The HOMO-LUMO charge-transfer transitions of LaNi-Phen are also analyzed to further understand the role of atomic La in the CO2RR enhancement mechanism (Fig. 4g). In particular, we demonstrate that the appropriate electronic characteristics of the La-Ni dual atomic sites in LaNi-Phen/COF-5 are responsible for providing the electrons for the CO2 photoreduction. Among them, the HOMO energy level in LaNi-Phen is mainly located on Ni-Phen, whereas the LUMO level is on La-Phen, indicating that La-Phen in LaNi-Phen produces the necessary driving force for electron migration from the COF-5 colloid to the bimetallic La-Ni sites. The La atoms act as the optically active center and electron donor, continuously supplying photogenerated electrons to the LaNi-Phen/COF-5 system, while the COF-5 colloid acts as an electron bridge, directing to Ni atoms for the CO2 photoreduction. Moreover, La-Phen exhibits an electrophilic LUMO level after transferring the photogenerated electron to the COF-5 colloid, leading to the spontaneous replenishment of the excess electrons in Ni-Phen back to La-Phen. This method regulates the product selectivity while enabling closed-loop utilization of the photoinduced charges. The aforementioned result is fully compatible with the proposed synergistic photocatalysis in LaNi-Phen/COF-5, which combines photoexcited charge-directed transfer with active CO2 adsorption.
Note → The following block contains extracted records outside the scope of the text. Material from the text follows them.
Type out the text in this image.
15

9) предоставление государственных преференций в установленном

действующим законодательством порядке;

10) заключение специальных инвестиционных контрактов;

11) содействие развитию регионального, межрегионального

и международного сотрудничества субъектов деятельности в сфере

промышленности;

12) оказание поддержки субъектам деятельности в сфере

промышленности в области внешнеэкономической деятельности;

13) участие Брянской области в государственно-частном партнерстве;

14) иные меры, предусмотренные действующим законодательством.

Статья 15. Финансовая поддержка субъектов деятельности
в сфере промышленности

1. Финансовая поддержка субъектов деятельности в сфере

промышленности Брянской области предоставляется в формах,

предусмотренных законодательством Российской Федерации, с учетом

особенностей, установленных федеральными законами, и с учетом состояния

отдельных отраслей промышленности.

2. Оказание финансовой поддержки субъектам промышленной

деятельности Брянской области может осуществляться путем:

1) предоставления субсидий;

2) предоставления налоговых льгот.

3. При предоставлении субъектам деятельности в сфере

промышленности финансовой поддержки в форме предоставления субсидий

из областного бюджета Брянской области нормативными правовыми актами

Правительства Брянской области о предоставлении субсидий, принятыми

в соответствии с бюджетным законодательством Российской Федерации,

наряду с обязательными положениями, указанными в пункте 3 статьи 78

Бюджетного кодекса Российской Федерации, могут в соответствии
Combining the results of in-situ characterization and theoretical calculations allows us to corroborate the predicted CO2RR mechanism of the LaNi-Phen/COF-5 diatomic photocatalyst (Fig. 4h), in which La atoms operate as optically active centers to promote the directional migration of photogenerated carriers and Ni atoms serve as functional catalytically active sites for the adsorption of activated CO2. The design advantage of the novel system is the appropriate combination of light absorption and catalytic reaction processes on spatially close bimetallic centers supported on COF-5, which can efficiently overcome the longstanding problem of insufficient light absorption capacity for achieving high catalytic efficiency and CO-selectivity.